Estimated time to read: 2 minutes

Managing multiple chains, tokens, and accounts fragments wallet liquidity for Web3 users. Even with enough assets overall, funds scattered across chains make transacting difficult and require complex, time-consuming conversions.

Chain abstraction lets users access a unified balance across all wallet-linked chains, enabling transactions anywhere. Instead of converting funds first, users specify a clear intent. The protocol collects funds from source chains, shows intent and fees for confirmation, then publishes the intent to solvers. Solvers compete to provide liquidity on the destination chain, and once available, users confirm the transaction. Settlement with solvers happens asynchronously using the collected funds.

As part of setup, devs configure allowances per chain and token. Users approve or reject these allowances. For supported chains and tokens, the protocol uses these allowances to deposit required funds for transactions on the destination chain.

With CA
Arcana's Chain Abstraction

Why Chain Abstraction?

Chain abstraction enables unified balance to simplify and streamline Web3 transactions. It offers:

  • Faster Intent Processing: Enables quick and seamless transaction execution across chains.
  • Unified Liquidity: Provides a consolidated view of user assets across wallet-linked chains with no asset bridging.
  • Simplified UX: Removes multi-step hurdles for a seamless experience for users.
  • Streamlined DX: Developers can add unified balances to dApps with minimal changes and no smart contract updates for new chains.

Cross-Chain Chain Abstraction (CCA)

Chain abstraction lets users spend a single token type (like USDT) across source chains using a unified balance. They can then use that balance on any destination chain—still as USDT.

Cross-chain Chain Abstraction (CCA) takes it further. Users can now combine multiple token types (like USDT, USDC) into one unified balance across chains—and spend it as any supported token (USDT, USDC, etc.) on any destination chain.

The cross-chain chain abstraction is atomic in nature. It involves multiple source chains and token types and batches transactions. If any one sub-transaction fails, the entire cross-chain transaction fails.

Cross-chain CA transactions do not have any overheads as compared to the basic chain abstracted transactions. These may be marginally faster than the basic chain abstracted transactions (single token type).

Pectra Support

By default, Cross-Chain Abstraction (CCA) kicks in automatically for transactions between source chains that support Pectra.
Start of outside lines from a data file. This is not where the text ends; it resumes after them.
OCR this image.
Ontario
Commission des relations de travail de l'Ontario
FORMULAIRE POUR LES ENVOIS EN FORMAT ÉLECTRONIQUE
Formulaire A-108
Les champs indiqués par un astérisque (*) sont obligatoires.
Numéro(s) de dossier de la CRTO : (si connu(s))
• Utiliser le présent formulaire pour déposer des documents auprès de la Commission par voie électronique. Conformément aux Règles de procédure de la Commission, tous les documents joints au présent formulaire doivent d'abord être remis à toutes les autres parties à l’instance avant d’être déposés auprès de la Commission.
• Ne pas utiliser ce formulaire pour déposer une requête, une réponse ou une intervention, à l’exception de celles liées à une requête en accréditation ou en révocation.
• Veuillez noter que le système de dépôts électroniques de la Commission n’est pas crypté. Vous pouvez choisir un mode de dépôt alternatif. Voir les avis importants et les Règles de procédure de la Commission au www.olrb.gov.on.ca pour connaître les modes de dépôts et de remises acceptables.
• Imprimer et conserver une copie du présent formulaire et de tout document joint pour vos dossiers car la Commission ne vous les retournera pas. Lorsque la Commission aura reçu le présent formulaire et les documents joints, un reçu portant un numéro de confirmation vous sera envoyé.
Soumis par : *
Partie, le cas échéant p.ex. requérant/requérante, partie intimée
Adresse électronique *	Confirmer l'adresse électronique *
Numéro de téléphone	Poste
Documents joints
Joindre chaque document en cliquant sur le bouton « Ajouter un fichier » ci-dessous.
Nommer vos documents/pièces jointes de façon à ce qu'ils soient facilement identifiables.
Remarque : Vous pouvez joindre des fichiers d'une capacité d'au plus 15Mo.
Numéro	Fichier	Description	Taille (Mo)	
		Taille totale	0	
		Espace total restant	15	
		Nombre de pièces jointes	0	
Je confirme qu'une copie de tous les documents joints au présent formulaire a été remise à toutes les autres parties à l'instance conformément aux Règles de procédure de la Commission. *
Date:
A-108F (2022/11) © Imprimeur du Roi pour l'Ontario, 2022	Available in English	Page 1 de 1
If any source chain doesn’t support Pectra, the SDK falls back to basic chain abstraction. This means users can use unified token balance to spend only a single unified token type from the source chains.

The SDK smartly picks between CCA and base chain abstraction based on the source chains in the transaction and their Pectra support. No extra setup is needed by Web3 apps or users.

About Refunds

If a cross-chain CA transaction fails, the user gets a refund equal to the total deposits collected from their EOA across all source chains.

Even if the deposits involved multiple token types, the refund is always in USDC.